Autism spectrum disorder (ASD) is a social interaction and communication impairment, associated with repetitive behaviors and interests. ASD has a high worldwide prevalence of about 1-1.5%. ASD is usually accompanied with heterogeneous phenotypic comorbidities, such as epilepsy and intellectual disability (ID). Twin studies suggest a high genetic contribution to ASD etiology, and several well-known rare genetic disorders are associated with ASD with high susceptibility contribution risk at about 0.5–1% of ASD cases. Moreover, several environmental factors and chromosomal abnormalities may increase the risk; the estimated known ASD-related genetic etiology is identifiable in about 25% of all ASD cases. Nevertheless, in about 75% of ASD cases the genetic etiologies remain elusive. The occurrence of ASD in the Middle East is not clear and there is a need to fill the gap in its clinical and genetic characterization in the Arab populations. In this study, nine nuclear Arab families with a child affected by ASD and epilepsy were ascertained; the known ASD causes were excluded, and were studied by Whole Exome Sequencing (WES), trio analysis and downstream filtration of identified variants. This approach identified 105 candidate genes for ASD and epilepsy across all families. We identified three potential novel candidate genes; two autosomal (SCN11A, KCNK9) and one X-linked (WNK3) harboring rare and highly possible damaging variations.

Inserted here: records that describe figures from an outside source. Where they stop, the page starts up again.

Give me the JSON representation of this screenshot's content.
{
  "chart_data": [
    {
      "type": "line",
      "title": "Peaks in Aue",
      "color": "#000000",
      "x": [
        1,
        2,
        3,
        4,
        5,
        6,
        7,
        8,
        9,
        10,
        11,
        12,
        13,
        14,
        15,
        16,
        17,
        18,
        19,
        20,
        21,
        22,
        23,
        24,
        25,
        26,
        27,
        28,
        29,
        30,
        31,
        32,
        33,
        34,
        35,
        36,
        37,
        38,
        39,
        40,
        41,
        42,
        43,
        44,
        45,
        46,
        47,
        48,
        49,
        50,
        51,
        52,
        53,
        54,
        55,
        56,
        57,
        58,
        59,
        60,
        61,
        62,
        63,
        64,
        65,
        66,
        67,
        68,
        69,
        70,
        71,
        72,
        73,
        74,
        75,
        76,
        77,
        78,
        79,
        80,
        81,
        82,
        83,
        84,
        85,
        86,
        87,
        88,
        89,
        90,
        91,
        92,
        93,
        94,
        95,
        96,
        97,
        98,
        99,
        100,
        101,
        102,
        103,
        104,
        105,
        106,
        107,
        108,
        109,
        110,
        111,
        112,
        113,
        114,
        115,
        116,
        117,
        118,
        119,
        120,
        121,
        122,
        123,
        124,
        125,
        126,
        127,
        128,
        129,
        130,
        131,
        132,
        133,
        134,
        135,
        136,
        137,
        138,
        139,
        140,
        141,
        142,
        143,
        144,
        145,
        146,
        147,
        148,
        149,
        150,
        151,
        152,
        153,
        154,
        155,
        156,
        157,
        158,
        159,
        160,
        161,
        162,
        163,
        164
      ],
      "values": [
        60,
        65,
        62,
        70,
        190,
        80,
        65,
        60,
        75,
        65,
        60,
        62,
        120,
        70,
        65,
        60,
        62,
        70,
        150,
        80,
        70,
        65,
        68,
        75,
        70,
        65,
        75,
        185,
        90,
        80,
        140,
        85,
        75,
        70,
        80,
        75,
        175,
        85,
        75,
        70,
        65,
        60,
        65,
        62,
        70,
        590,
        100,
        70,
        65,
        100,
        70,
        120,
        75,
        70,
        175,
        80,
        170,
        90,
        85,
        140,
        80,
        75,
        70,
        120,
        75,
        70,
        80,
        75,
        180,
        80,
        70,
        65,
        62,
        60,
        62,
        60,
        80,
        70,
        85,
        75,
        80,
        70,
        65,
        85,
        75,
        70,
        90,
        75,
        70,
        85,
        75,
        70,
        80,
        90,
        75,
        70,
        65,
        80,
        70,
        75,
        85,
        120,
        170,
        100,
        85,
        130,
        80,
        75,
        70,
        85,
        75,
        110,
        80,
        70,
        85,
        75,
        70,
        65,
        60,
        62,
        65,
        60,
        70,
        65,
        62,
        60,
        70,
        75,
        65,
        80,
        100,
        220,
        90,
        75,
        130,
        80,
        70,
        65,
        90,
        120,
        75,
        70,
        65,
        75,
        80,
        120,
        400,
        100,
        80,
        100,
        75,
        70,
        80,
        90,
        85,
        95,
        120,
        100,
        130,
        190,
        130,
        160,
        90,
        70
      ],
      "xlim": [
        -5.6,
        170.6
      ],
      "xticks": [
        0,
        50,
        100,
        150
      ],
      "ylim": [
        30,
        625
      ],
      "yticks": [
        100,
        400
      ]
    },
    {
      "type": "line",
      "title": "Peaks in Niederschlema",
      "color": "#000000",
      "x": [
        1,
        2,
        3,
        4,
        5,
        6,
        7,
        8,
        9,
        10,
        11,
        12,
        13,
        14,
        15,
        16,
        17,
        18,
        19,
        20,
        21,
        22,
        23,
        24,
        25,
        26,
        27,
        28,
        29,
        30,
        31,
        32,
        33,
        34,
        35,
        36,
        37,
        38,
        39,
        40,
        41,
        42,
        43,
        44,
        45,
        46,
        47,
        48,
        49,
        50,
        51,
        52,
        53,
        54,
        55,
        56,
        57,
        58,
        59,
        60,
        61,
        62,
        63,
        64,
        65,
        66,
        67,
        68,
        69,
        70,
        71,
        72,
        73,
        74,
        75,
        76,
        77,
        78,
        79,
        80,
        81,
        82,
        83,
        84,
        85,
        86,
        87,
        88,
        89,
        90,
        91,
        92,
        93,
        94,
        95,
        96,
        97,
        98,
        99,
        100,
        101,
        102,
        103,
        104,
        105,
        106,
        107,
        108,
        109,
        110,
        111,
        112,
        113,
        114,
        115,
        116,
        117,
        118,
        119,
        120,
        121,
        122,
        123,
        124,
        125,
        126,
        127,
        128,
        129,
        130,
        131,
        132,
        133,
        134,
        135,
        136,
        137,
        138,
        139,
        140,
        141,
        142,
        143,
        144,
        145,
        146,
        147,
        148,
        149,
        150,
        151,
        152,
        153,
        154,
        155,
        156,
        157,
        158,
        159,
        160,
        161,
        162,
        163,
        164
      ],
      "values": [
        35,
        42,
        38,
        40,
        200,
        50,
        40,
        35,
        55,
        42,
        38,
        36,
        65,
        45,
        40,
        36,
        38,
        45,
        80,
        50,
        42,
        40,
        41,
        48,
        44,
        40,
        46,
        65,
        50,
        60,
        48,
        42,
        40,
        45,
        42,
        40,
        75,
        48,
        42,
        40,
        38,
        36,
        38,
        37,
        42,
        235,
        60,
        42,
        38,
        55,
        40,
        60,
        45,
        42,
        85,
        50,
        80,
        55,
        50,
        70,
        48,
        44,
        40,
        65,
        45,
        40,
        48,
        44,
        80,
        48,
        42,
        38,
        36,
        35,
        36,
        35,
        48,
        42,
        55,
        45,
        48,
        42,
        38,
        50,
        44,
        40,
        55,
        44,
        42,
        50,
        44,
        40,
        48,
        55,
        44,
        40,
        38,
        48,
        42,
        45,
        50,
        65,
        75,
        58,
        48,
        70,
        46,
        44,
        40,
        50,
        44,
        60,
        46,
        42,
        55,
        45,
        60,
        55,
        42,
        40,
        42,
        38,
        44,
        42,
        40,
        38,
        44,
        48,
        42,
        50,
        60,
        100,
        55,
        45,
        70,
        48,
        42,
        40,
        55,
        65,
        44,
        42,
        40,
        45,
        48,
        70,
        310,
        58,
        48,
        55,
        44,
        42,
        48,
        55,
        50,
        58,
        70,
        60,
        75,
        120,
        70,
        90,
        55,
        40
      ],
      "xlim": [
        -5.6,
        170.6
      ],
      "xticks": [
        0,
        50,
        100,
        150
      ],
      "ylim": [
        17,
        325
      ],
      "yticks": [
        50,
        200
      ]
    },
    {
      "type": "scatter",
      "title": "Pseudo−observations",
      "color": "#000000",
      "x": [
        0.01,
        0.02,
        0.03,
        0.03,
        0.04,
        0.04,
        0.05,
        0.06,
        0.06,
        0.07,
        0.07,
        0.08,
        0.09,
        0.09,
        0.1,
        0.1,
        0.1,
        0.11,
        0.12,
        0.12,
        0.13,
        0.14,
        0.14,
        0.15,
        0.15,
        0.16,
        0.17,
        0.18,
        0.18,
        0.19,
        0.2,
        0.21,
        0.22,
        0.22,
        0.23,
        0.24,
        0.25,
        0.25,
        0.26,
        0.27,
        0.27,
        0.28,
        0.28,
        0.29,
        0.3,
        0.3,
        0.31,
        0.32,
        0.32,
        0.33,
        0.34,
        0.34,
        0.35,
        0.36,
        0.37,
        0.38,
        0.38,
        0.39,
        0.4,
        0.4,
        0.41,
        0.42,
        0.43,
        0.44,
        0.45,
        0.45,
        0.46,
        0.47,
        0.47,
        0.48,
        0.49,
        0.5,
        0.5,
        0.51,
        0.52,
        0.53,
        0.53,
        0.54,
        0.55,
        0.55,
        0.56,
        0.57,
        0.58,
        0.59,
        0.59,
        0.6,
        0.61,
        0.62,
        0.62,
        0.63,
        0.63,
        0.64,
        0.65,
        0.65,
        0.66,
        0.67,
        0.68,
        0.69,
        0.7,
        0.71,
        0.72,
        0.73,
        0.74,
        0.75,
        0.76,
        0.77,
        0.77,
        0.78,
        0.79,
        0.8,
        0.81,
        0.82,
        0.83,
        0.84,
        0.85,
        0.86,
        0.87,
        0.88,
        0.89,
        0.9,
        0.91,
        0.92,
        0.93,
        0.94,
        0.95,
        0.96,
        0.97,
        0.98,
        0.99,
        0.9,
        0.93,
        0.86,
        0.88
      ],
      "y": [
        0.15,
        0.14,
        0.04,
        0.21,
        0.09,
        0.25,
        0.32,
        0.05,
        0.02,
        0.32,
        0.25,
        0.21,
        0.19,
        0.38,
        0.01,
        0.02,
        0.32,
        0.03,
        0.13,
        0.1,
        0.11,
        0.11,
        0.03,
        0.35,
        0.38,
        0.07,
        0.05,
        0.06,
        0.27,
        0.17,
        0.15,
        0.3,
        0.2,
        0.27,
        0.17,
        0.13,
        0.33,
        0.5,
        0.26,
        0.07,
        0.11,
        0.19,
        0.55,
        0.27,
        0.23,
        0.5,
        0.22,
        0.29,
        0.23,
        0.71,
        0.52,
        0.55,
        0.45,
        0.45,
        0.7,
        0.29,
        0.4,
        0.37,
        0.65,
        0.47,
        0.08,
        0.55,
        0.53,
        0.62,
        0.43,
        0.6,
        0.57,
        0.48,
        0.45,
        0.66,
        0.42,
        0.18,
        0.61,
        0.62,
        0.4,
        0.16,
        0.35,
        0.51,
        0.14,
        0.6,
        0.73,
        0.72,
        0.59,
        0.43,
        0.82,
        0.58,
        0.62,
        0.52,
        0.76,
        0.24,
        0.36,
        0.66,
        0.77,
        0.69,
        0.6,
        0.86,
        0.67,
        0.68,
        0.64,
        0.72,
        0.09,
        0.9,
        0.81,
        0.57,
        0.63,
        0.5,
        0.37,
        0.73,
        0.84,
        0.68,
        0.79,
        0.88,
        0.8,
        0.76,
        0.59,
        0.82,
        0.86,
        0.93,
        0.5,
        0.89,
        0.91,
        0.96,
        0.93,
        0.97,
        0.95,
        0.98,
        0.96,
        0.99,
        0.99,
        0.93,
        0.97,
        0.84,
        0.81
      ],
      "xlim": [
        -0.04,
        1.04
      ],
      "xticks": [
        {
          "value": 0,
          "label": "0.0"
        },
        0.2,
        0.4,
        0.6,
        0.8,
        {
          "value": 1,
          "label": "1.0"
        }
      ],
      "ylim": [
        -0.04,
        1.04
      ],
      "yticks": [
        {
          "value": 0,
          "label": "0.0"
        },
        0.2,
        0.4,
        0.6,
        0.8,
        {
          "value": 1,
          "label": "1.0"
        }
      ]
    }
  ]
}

Additionally, we identified variants in two genes (MPDU1 and C12orf57 ) both have been previously associated with pathogenic mutations in ASDs. We conclude that this approach is helpful in the dissection of the genetic architectures of ASD thus facilitating etiologic gene discovery and further understanding of the etiopathogenesis of ASD and related treatment and prevention methods.